We all need a Healthcare portfolio

Treating Your Health Like a Capital Asset, not just a Consumption Good

“I feel fine. I will go to the doctor when I feel something”.

“If it aint broke dont fix it”

Many think of healthcare as a consumption good. Something to be used when a problem may arise. Seeing a doctor after falling ill or requesting a test after developing symptoms is viewing healthcare as a consumption good. In such an approach, healthcare is reactive, episodic, and focused on the present. This philosophy is engrained within us all and defines how society thinks of health, how doctors practice traditional medicine, and how insurance companies reimburse the health system.

There is great utility in responding and treating acute illnesses. I too spend a part of my day responding to urgent medical requests. However, there is a more powerful way to think about health. One that changes how we make decisions and how we plan our lives:

Thinking of health as not just a consumption good but also as a capital asset.

Your Health is a capital asset

A capital asset is something valuable that supports our lives and productivity. It requires deliberate decisions to maintain and benefit us over time.

Health works the same way. We accumulate health over time in our early years. However, unlike financial assets that can grow through compounding, our health capital stabilizes and then declines with age if left unmanaged. Muscle mass can decrease. Cardiovascular capacity may wane. Bone density is reduced. And many chronic diseases may develop quietly for years before they become obvious.

That’s depreciation: the gradual loss of functional capacity over time.

The key implication is: if health is a finite asset with a rate of depreciation, then protecting it requires more than “fixing things when they break.” It requires a long-term strategy.

We all need a healthcare portfolio

If we start viewing health as a capital asset, we realize the need for a healthcare portfolio. A structured plan that protects and strengthens multiple domains of health over time.

A portfolio isn’t one investment. It’s a diversified strategy designed to perform across different conditions and time horizons. Your health is similar. It isn’t one number or one test. It’s an interconnected set of assets that can be strengthened with consistent care.

The aim of a healthcare portfolio is to preserve health and reduce its rate of depreciation. It therefore requires consistent monitoring, evaluation, and adjustments to optimize outcomes.

A well-built health portfolio may focus on:

Cardiovascular risk protection and metabolic strength

Physical capacity and emotional resilience

Cancer prevention and early detection strategy

Sleep and cognitive longevity

Diet and Nutrition

When patients develop a healthcare portfolio with their doctor it empowers them to screen for plaque building in coronary blood vessels before symptoms appear, identify cognitive changes and risk for dementia, and monitor cancer signals in the body outside of traditional screenings. These are some examples of what long-term investment in health looks like.
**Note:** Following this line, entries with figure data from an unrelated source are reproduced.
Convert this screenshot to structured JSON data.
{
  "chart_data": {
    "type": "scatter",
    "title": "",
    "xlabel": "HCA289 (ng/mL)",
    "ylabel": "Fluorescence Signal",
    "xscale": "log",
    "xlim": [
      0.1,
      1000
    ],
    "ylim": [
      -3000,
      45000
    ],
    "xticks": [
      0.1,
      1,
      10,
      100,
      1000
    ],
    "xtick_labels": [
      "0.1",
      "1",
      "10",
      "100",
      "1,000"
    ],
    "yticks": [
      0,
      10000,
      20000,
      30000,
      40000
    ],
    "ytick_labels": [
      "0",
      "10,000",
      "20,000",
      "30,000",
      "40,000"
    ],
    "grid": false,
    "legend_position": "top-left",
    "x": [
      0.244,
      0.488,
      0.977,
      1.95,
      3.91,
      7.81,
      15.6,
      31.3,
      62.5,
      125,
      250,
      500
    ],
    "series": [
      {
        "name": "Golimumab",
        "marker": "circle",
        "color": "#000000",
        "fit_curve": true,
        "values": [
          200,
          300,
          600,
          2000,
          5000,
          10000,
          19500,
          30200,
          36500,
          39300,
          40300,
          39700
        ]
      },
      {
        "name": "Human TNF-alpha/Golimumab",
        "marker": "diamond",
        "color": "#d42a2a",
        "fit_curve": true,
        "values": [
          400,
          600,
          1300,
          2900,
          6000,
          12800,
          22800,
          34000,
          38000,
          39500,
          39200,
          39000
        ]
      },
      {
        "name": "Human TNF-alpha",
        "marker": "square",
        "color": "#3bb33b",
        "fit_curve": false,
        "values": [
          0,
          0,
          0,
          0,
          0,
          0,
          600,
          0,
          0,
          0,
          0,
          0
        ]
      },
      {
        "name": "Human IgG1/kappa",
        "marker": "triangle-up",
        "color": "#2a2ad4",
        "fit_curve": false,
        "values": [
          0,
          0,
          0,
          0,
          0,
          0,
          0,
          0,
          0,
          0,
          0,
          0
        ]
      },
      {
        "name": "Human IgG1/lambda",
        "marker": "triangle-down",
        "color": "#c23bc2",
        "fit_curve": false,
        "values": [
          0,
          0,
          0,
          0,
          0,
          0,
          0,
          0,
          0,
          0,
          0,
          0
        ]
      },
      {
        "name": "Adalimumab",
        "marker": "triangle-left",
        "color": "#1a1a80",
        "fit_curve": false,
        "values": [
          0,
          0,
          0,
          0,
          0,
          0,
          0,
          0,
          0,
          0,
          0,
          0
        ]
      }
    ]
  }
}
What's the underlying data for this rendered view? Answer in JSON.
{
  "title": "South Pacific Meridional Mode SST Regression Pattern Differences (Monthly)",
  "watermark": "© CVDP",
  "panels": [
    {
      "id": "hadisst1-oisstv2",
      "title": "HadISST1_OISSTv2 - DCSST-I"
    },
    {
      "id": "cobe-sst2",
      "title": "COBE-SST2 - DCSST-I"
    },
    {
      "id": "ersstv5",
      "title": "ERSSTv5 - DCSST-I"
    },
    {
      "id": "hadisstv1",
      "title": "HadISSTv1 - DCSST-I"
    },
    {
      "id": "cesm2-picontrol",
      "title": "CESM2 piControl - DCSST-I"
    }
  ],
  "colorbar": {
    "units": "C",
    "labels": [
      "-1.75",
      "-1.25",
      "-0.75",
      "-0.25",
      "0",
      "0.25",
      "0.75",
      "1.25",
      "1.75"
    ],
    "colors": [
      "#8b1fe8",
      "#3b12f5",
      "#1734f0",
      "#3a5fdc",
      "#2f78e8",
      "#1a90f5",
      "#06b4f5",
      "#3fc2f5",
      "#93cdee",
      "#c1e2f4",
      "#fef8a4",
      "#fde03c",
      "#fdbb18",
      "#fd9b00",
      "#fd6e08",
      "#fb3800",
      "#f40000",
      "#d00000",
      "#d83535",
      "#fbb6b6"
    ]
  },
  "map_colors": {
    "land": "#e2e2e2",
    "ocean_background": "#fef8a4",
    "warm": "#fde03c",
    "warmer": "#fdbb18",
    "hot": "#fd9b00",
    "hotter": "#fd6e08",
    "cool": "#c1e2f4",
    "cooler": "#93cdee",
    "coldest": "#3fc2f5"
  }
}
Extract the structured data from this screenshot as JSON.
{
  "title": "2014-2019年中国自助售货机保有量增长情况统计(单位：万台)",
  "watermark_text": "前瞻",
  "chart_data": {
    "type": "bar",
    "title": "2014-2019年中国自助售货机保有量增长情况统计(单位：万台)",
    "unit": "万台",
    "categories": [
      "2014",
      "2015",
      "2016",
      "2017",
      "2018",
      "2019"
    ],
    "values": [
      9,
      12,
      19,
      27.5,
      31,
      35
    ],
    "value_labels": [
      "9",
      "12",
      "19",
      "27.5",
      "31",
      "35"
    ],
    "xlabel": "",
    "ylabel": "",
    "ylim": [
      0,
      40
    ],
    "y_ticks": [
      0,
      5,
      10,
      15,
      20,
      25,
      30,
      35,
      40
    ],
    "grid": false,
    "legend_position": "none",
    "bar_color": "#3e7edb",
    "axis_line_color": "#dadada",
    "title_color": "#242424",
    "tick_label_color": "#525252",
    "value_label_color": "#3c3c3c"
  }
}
Why starting early matters

Everyone understands the power of saving early for retirement. Time is the most valuable variable because it allows compounding.

Planning for Health early allows for a longer time horizon. You can correct course while changes are still reversible. You can optimize strength and capacity before decline accelerates. You can prevent small problems from becoming major events-physically, emotionally, and financially.

Ultimately, the payoff is quality of life in the form of freedom to travel, to work with energy, and to stay independent without health constantly pulling you back.

The doctor-patient relationship determines success

A healthcare portfolio only works if it’s personal. And personalization requires something many patients seldom experience in modern medicine: a strong relationship with their physician.

Relationship-driven care is not a “nice extra.” It’s the glue that makes this model effective.

When your doctor knows you over time, they learn the details that don’t show up in a chart: what you value most, how you make decisions, what motivates follow-through, your unique stressors, and real-world constraints.

This context is what transforms medical information into a tangible action plan. It also prevents generic recommendations. Two patients with similar blood markers may need different management strategies depending on goals, preferences, and life circumstances.

In relationship-based primary care, the doctor isn’t just reacting to an urgent complaint-they are acting as a long-term steward of your health asset, adjusting your portfolio as your life and risks evolve.

This is what distinguishes our practice from other practices.

The bottom line

When we begin to view health as capital asset and not just for consumption, we pivot our focus from “What do I need right now?” and start asking the more powerful question:

“What kind of health am I building for the next 10, 20, and 30 years?”

This shift in thinking and mental focus towards proactive, portfolio-based, relationship-driven care is the foundation of how we practice medicine.